18 When I thought, “My foot slips,”
    your steadfast love, O Lord, held me up.
19 When the cares of my heart are many,
    your consolations cheer my soul.
20 Can wicked rulers be allied with you,
    those who frame injustice by statute?
21 They band together against the life of the righteous
    and condemn the innocent to death.
22 But the Lord has become my stronghold,
    and my God the rock of my refuge.
23 He will bring back on them their iniquity
    and wipe them out for their wickedness;
    the Lord our God will wipe them out.


C.S. Lewis, in his little book on the psalms, offers the insight below into today’s psalm (and the other psalms of vengeance like it). Since I read first read this several years ago, the psalms that call on God to avenge the psalmists’ enemies have become much more meaningful to me. After all, it often seems as if the wicked get away with their crimes. Lord, come and make things right!


“The ancient Jews, like ourselves, think of God’s judgement in terms of an earthly court of justice. The difference is that the Christian pictures the case to be tried as a criminal case with himself in the dock; the Jew pictures it as a civil case with himself as the plaintiff. The one hopes for acquittal, or rather for pardon; the other hopes for a resounding triumph with heavy damages. Hence he prays “judge my quarrel”, or “avenge my cause” (35, 23). And though, as I said a minute ago, Our Lord in the parable of the Sheep and the Goats painted the characteristically Christian picture, in another place He is very characteristically Jewish. Notice what He means by “an unjust judge”. By those words most of us would mean someone like Judge Jeffreys or the creatures who sat on the benches of German tribunals during the Nazi régime: someone who bullies witnesses and jurymen in order to convict, and then savagely to punish, innocent men. Once again, we are thinking of a criminal trial. We hope we shall never appear in the dock before such a judge. But the Unjust Judge in the parable is quite a different character. There is no danger of appearing in his court against your will: the difficulty is the opposite—to get into it. It is clearly a civil action. The poor woman (Luke 18, 18, 5) has had her little strip of land—room for a pigsty or a henrun—taken away from her by a richer and more powerful neighbour (nowadays it would be Town-Planners or some11other “Body”). And she knows she has a perfectly watertight case. If once she could get it into court and have it tried by the laws of the land, she would be bound to get that strip back. But no one will listen to her, she can’t get it tried. No wonder she is anxious for “judgement”.

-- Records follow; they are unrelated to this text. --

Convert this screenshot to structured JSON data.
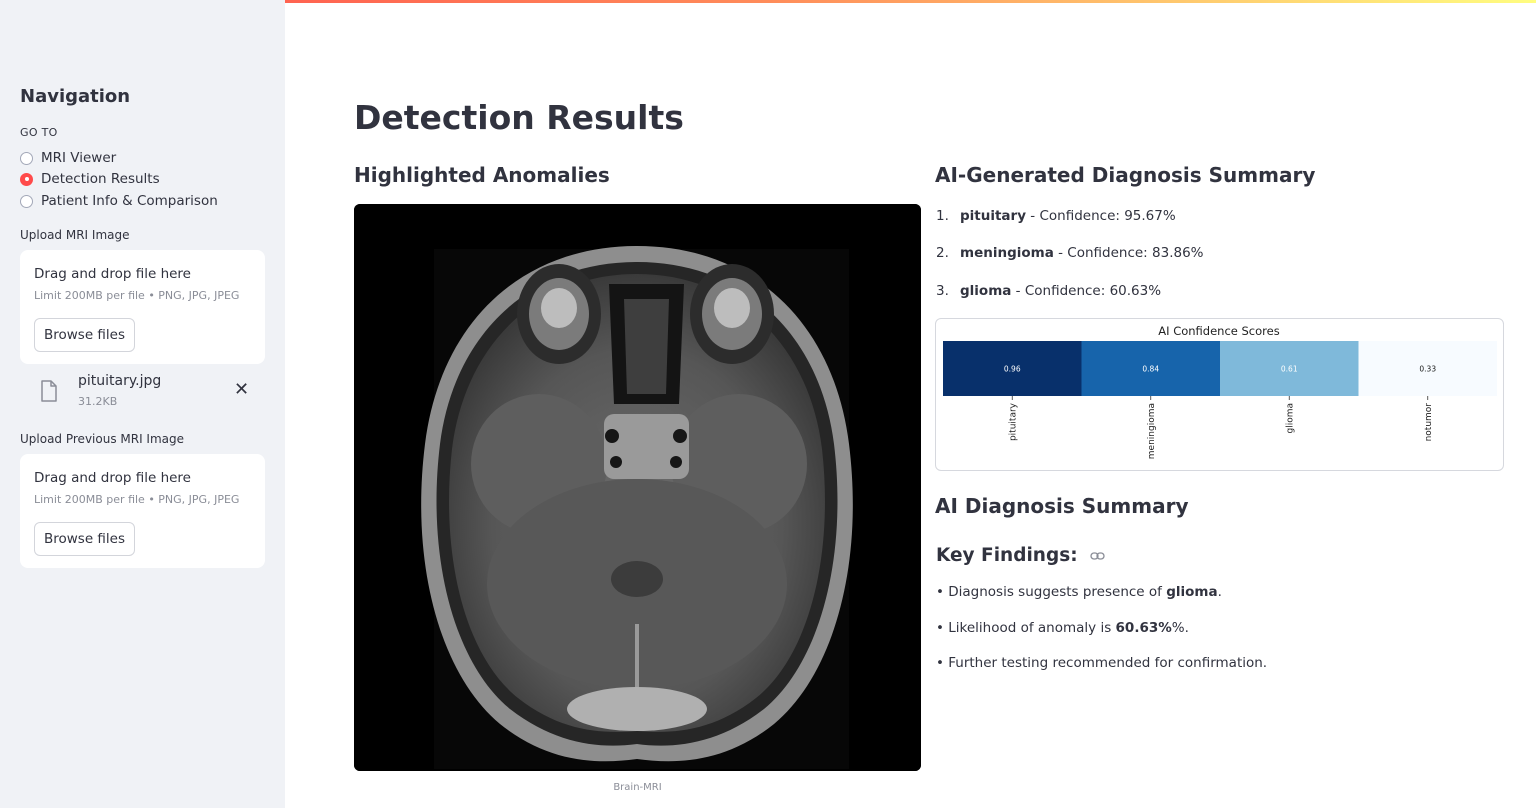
{
  "sidebar": {
    "title": "Navigation",
    "goto_label": "GO TO",
    "options": [
      {
        "label": "MRI Viewer",
        "selected": false
      },
      {
        "label": "Detection Results",
        "selected": true
      },
      {
        "label": "Patient Info & Comparison",
        "selected": false
      }
    ],
    "upload_label": "Upload MRI Image",
    "dropzone_title": "Drag and drop file here",
    "dropzone_limit": "Limit 200MB per file • PNG, JPG, JPEG",
    "browse_label": "Browse files",
    "uploaded_file": {
      "name": "pituitary.jpg",
      "size": "31.2KB",
      "icon": "file-icon"
    },
    "upload_prev_label": "Upload Previous MRI Image",
    "prev_dropzone_title": "Drag and drop file here",
    "prev_dropzone_limit": "Limit 200MB per file • PNG, JPG, JPEG",
    "prev_browse_label": "Browse files"
  },
  "main": {
    "title": "Detection Results",
    "anomalies_heading": "Highlighted Anomalies",
    "image_caption": "Brain-MRI",
    "summary_heading": "AI-Generated Diagnosis Summary",
    "predictions": [
      {
        "num": "1.",
        "label": "pituitary",
        "text": " - Confidence: 95.67%"
      },
      {
        "num": "2.",
        "label": "meningioma",
        "text": " - Confidence: 83.86%"
      },
      {
        "num": "3.",
        "label": "glioma",
        "text": " - Confidence: 60.63%"
      }
    ],
    "diag_heading": "AI Diagnosis Summary",
    "key_findings": "Key Findings:",
    "findings": [
      {
        "pre": "• Diagnosis suggests presence of ",
        "bold": "glioma",
        "post": "."
      },
      {
        "pre": "• Likelihood of anomaly is ",
        "bold": "60.63%",
        "post": "%."
      },
      {
        "pre": "• Further testing recommended for confirmation.",
        "bold": "",
        "post": ""
      }
    ]
  },
  "colors": {
    "accent": "#ff4b4b",
    "sidebar_bg": "#f0f2f6",
    "text": "#31333f"
  },
  "chart_data": {
    "type": "heatmap",
    "title": "AI Confidence Scores",
    "categories": [
      "pituitary",
      "meningioma",
      "glioma",
      "notumor"
    ],
    "values": [
      0.96,
      0.84,
      0.61,
      0.33
    ],
    "value_labels": [
      "0.96",
      "0.84",
      "0.61",
      "0.33"
    ],
    "colormap": "Blues",
    "colors": [
      "#08306b",
      "#1764ab",
      "#7fb9da",
      "#f7fbff"
    ]
  }
}
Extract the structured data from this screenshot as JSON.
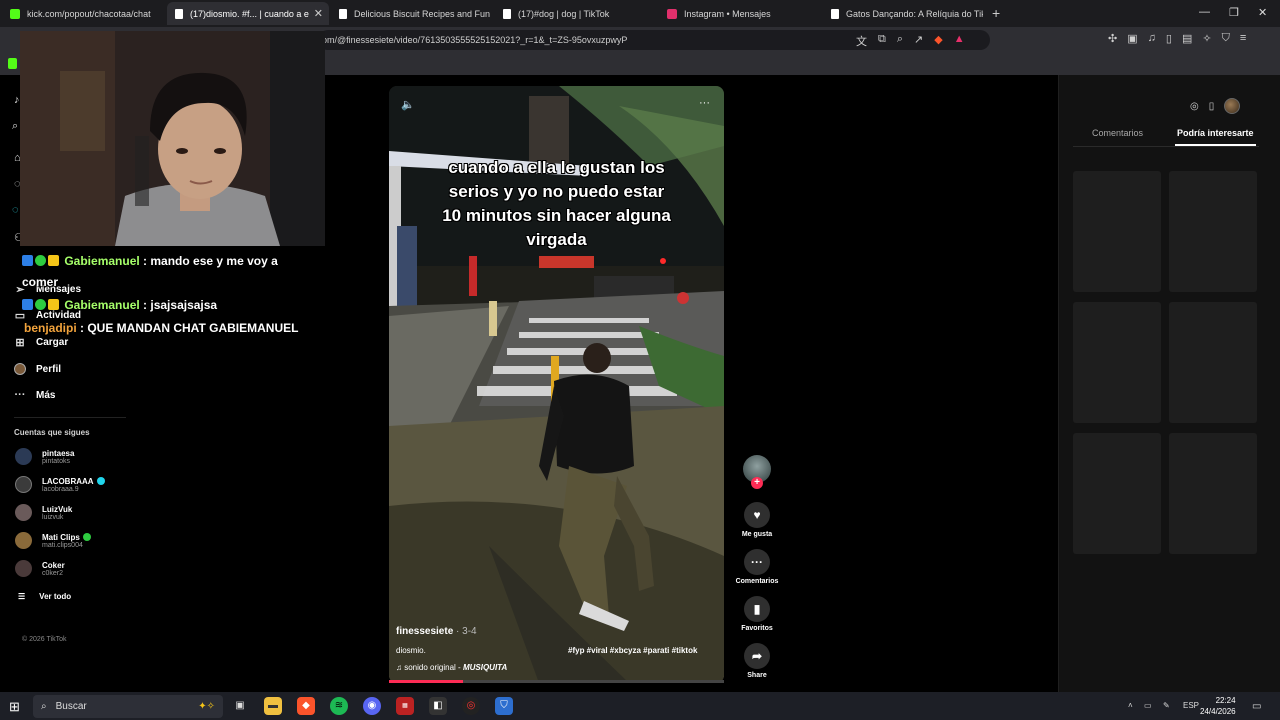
{
  "browser": {
    "tabs": [
      {
        "label": "kick.com/popout/chacotaa/chat",
        "favicon_color": "#53fc18"
      },
      {
        "label": "(17)diosmio. #f... | cuando a e",
        "favicon_color": "#ffffff"
      },
      {
        "label": "Delicious Biscuit Recipes and Fun Fac",
        "favicon_color": "#ffffff"
      },
      {
        "label": "(17)#dog | dog | TikTok",
        "favicon_color": "#ffffff"
      },
      {
        "label": "Instagram • Mensajes",
        "favicon_color": "#e1306c"
      },
      {
        "label": "Gatos Dançando: A Relíquia do TikTo",
        "favicon_color": "#ffffff"
      }
    ],
    "new_tab": "+",
    "url": "om/@finessesiete/video/7613503555525152021?_r=1&_t=ZS-95ovxuzpwyP"
  },
  "sidebar": {
    "items": [
      {
        "label": "Mensajes",
        "icon": "send-icon"
      },
      {
        "label": "Actividad",
        "icon": "inbox-icon"
      },
      {
        "label": "Cargar",
        "icon": "plus-box-icon"
      },
      {
        "label": "Perfil",
        "icon": "avatar-icon"
      },
      {
        "label": "Más",
        "icon": "more-icon"
      }
    ],
    "following_title": "Cuentas que sigues",
    "following": [
      {
        "name": "pintaesa",
        "user": "pintatoks",
        "verified": false,
        "color": "#2b3a55"
      },
      {
        "name": "LACOBRAAA",
        "user": "lacobraaa.9",
        "verified": true,
        "badge_color": "#20d5ec",
        "color": "#3b3b3b"
      },
      {
        "name": "LuizVuk",
        "user": "luizvuk",
        "verified": false,
        "color": "#6a5a5a"
      },
      {
        "name": "Mati Clips",
        "user": "mati.clips004",
        "verified": true,
        "badge_color": "#2ecc40",
        "color": "#8a6a3a"
      },
      {
        "name": "Coker",
        "user": "c0ker2",
        "verified": false,
        "color": "#4a3a3a"
      }
    ],
    "see_all": "Ver todo",
    "copyright": "© 2026 TikTok"
  },
  "chat": [
    {
      "user": "Gabiemanuel",
      "message": ": mando ese y me voy a",
      "continuation": "comer"
    },
    {
      "user": "Gabiemanuel",
      "message": ": jsajsajsajsa"
    },
    {
      "user": "benjadipi",
      "message": ": QUE MANDAN CHAT GABIEMANUEL"
    }
  ],
  "video": {
    "caption_lines": [
      "cuando a ella le gustan los",
      "serios y yo no puedo estar",
      "10 minutos sin hacer alguna",
      "virgada"
    ],
    "author": "finessesiete",
    "date": " · 3-4",
    "description": "diosmio.",
    "tags": "#fyp #viral #xbcyza #parati #tiktok",
    "sound": "sonido original - ",
    "sound_artist": "MUSIQUITA",
    "progress": 0.22
  },
  "actions": {
    "like": "Me gusta",
    "comments": "Comentarios",
    "favorites": "Favoritos",
    "share": "Share"
  },
  "right_panel": {
    "tabs": [
      "Comentarios",
      "Podría interesarte"
    ]
  },
  "taskbar": {
    "search_label": "Buscar",
    "lang": "ESP",
    "time": "22:24",
    "date": "24/4/2026"
  }
}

Behind this lies an age-old and almost world-wide experience which we have been spared. In most places and times it has been very difficult for the “small man” to get his case heard. The judge (and, doubtless, one or two of his underlings) has to be bribed. If you can’t afford to “oil his palm” your case will never reach court. Our judges do not receive bribes. (We probably take this blessing too much for granted; it will not remain with us automatically). We need not therefore be surprised if the Psalms, and the Prophets, are full of the longing for judgement, and regard the announcement that “judgement” is coming as good news. Hundreds and thousands of people who have been stripped of all they possess and who have the right entirely on their side will at last be heard. Of course they are not afraid of judgement. They know their case is unanswerable —if only it could be heard. When God comes to judge, at last it will.”